= Remagen: Bridgehead on the Rhine =

1976 WWII board wargame

Cover of SPI folio edition, 1976

Remagen: Bridgehead on the Rhine, March 1945 is a board wargame published by Simulations Publications Inc. (SPI) in 1976 that simulates the Battle of Remagen during World War II. The game was originally published as part of the Westwall: Four Battles to Germany "quadrigame" — a gamebox containing four games simulating four separate battles that all use the same rules. Remagen was also published as an individual "folio game."

==Background==
In March 1945, German forces had dug in on the east bank of the Rhine River, their last line of defense, and had blown 21 bridges across the wide river, keeping the Allies at bay on the west bank. When American forces approached the small town of Remagen, they were surprised to find the Ludendorff Bridge still intact — the Germans had wired it with explosives, but a large number had not ignited. The Americans quickly overwhelmed the local garrison and captured the bridge, then moved six divisions over the bridge in ten days as the Germans counterattacked, trying to recapture or demolish the bridge.

==Description==
Remagen is a two-player wargame where one player controls the American forces trying to take and hold the bridge, and the other controls the German defenders. With only 100 counters and relatively few rules, this game has been characterized as emphasizing "simple rules and playability."

===Gameplay===
The game uses a standard "I Go, You Go" alternating turn system taken from SPI's previous publication Napoleon at Waterloo, where one player moves and attacks, then the other player does the same.
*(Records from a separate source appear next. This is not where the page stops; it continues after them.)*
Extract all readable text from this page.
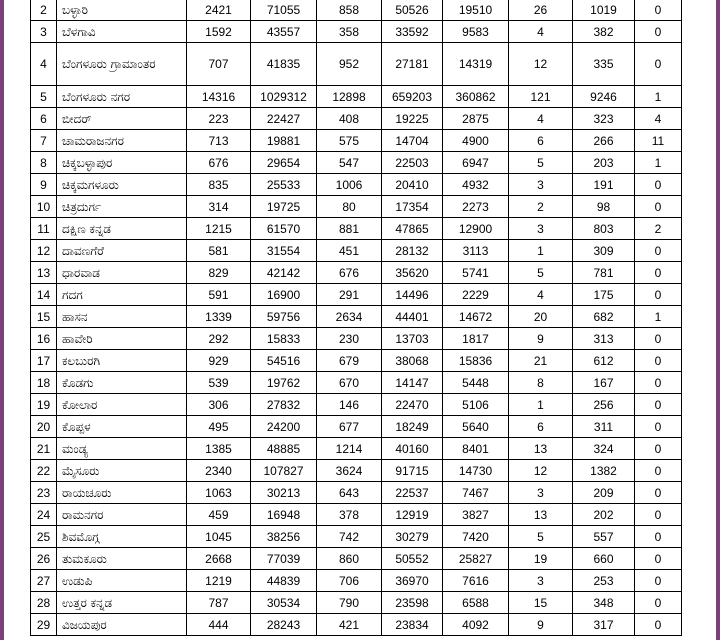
2	ಬಳ್ಳಾರಿ	2421	71055	858	50526	19510	26	1019	0
3	ಬೆಳಗಾವಿ	1592	43557	358	33592	9583	4	382	0
4	ಬೆಂಗಳೂರು ಗ್ರಾಮಾಂತರ	707	41835	952	27181	14319	12	335	0
5	ಬೆಂಗಳೂರು ನಗರ	14316	1029312	12898	659203	360862	121	9246	1
6	ಬೀದರ್	223	22427	408	19225	2875	4	323	4
7	ಚಾಮರಾಜನಗರ	713	19881	575	14704	4900	6	266	11
8	ಚಿಕ್ಕಬಳ್ಳಾಪುರ	676	29654	547	22503	6947	5	203	1
9	ಚಿಕ್ಕಮಗಳೂರು	835	25533	1006	20410	4932	3	191	0
10	ಚಿತ್ರದುರ್ಗ	314	19725	80	17354	2273	2	98	0
11	ದಕ್ಷಿಣ ಕನ್ನಡ	1215	61570	881	47865	12900	3	803	2
12	ದಾವಣಗೆರೆ	581	31554	451	28132	3113	1	309	0
13	ಧಾರವಾಡ	829	42142	676	35620	5741	5	781	0
14	ಗದಗ	591	16900	291	14496	2229	4	175	0
15	ಹಾಸನ	1339	59756	2634	44401	14672	20	682	1
16	ಹಾವೇರಿ	292	15833	230	13703	1817	9	313	0
17	ಕಲಬುರಗಿ	929	54516	679	38068	15836	21	612	0
18	ಕೊಡಗು	539	19762	670	14147	5448	8	167	0
19	ಕೋಲಾರ	306	27832	146	22470	5106	1	256	0
20	ಕೊಪ್ಪಳ	495	24200	677	18249	5640	6	311	0
21	ಮಂಡ್ಯ	1385	48885	1214	40160	8401	13	324	0
22	ಮೈಸೂರು	2340	107827	3624	91715	14730	12	1382	0
23	ರಾಯಚೂರು	1063	30213	643	22537	7467	3	209	0
24	ರಾಮನಗರ	459	16948	378	12919	3827	13	202	0
25	ಶಿವಮೊಗ್ಗ	1045	38256	742	30279	7420	5	557	0
26	ತುಮಕೂರು	2668	77039	860	50552	25827	19	660	0
27	ಉಡುಪಿ	1219	44839	706	36970	7616	3	253	0
28	ಉತ್ತರ ಕನ್ನಡ	787	30534	790	23598	6588	15	348	0
29	ವಿಜಯಪುರ	444	28243	421	23834	4092	9	317	0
This completes one game turn, which represents 8 hours of the battle.

The game designers faced the issue that the original battle was not an even match — three divisions of Americans had rolled over the small German garrison guarding the bridge. To give the German player a chance to win, the designers created rules to rebalance the game, noting, "In essence, the battle was one which the Americans could not lose and the problem was to come up with some conditions under which they could be made to lose in the game."

One rule imposed on the American player is the "Continuous Front": Once American units have crossed over to the east side of the Rhine, they must form a contiguous line. Each gap in the line at the end of the American player's turn gives the German player five Victory Points. Another rule is that American units cannot cross a Limit of Advance Line.

Several critics did not like this attempt to rebalance an essentially unbalanced battle.

===Scenarios===
The game comes with the main battle scenario, as well as a "what if?" scenario which asks what would have occurred if the Germans had reacted more quickly to the American seizure of the bridge.

==Publication history==
After the success of SPI's first quadrigame, Blue & Gray, in 1975, the company quickly produced more quadrigames, including Westwall: Four Battles to Germany in 1976, consisting of the four games Arnhem, Bastogne, Hurtgen Forest, and Remagen. The latter, designed by Kip Allen, Stephen B. Patrick, and Redmond A. Simonsen, and with graphic design by Simonsen, was also offered for individual sale as a "folio game" — a game packaged in a cardstock folio. It did not crack SPI's Top Ten Bestseller list.

In 1993, Rampart Games acquired the license for the game, and republished it with backprinted counters to allow for "step reduction" — units take two hits before being eliminated, their counters being flipped over to show half-damage when they are hit the first time. To account for this, the attack and defense strength of all units was doubled. However, since the Combat Results Table was not modified to allow for step reduction, critic Dav Vandenbroucke felt that this "essentially trashed combat resolution."

==Reception==
In the 1977 book The Comprehensive Guide to Board Wargaming, Nicky Palmer called the game "A rather contrived simulations of the capture of the famous bridge, and the ensuing battle."

In the October 1976 issue of Airfix Magazine, Bruce Quarrie noted that the game "has been heavily doctored by the designers to give the Germans a reasonable chance of winning!"

In Issue 6 of the British wargaming magazine Phoenix, Jeff Parker commented, "The capture of the rail bridge over the Rhine at Remagen is the subject of the final game of the [Westwall] set, and a poor subject it is. [...] to make a playable game of such an uneven contest requires a little distortion of history." Parker concluded that the designers "have succeeded in producing quite an interesting scenario., It is not, however, the battle for the Remagen bridge. No more need be said."

In Issue 20 of Simulacrum, Dav Vandenbroucke compared Remagen to the other three games in the Westwall box and wrote, "Remagen is the goofy one. The American player is hamstrung more by the special rules than the Germans. There are whole turns early in the game when literally nothing happens, because the Americans have reached the limits of their continuous front, and there are no German units on the map!" Vandenbroucke concluded by calling Remagen a "victory condition game" because, "one side has little chance to achieve what the history books would call a victory. The best [...] the Germans [can expect] in Remagen is to lose less badly than their historical counterparts."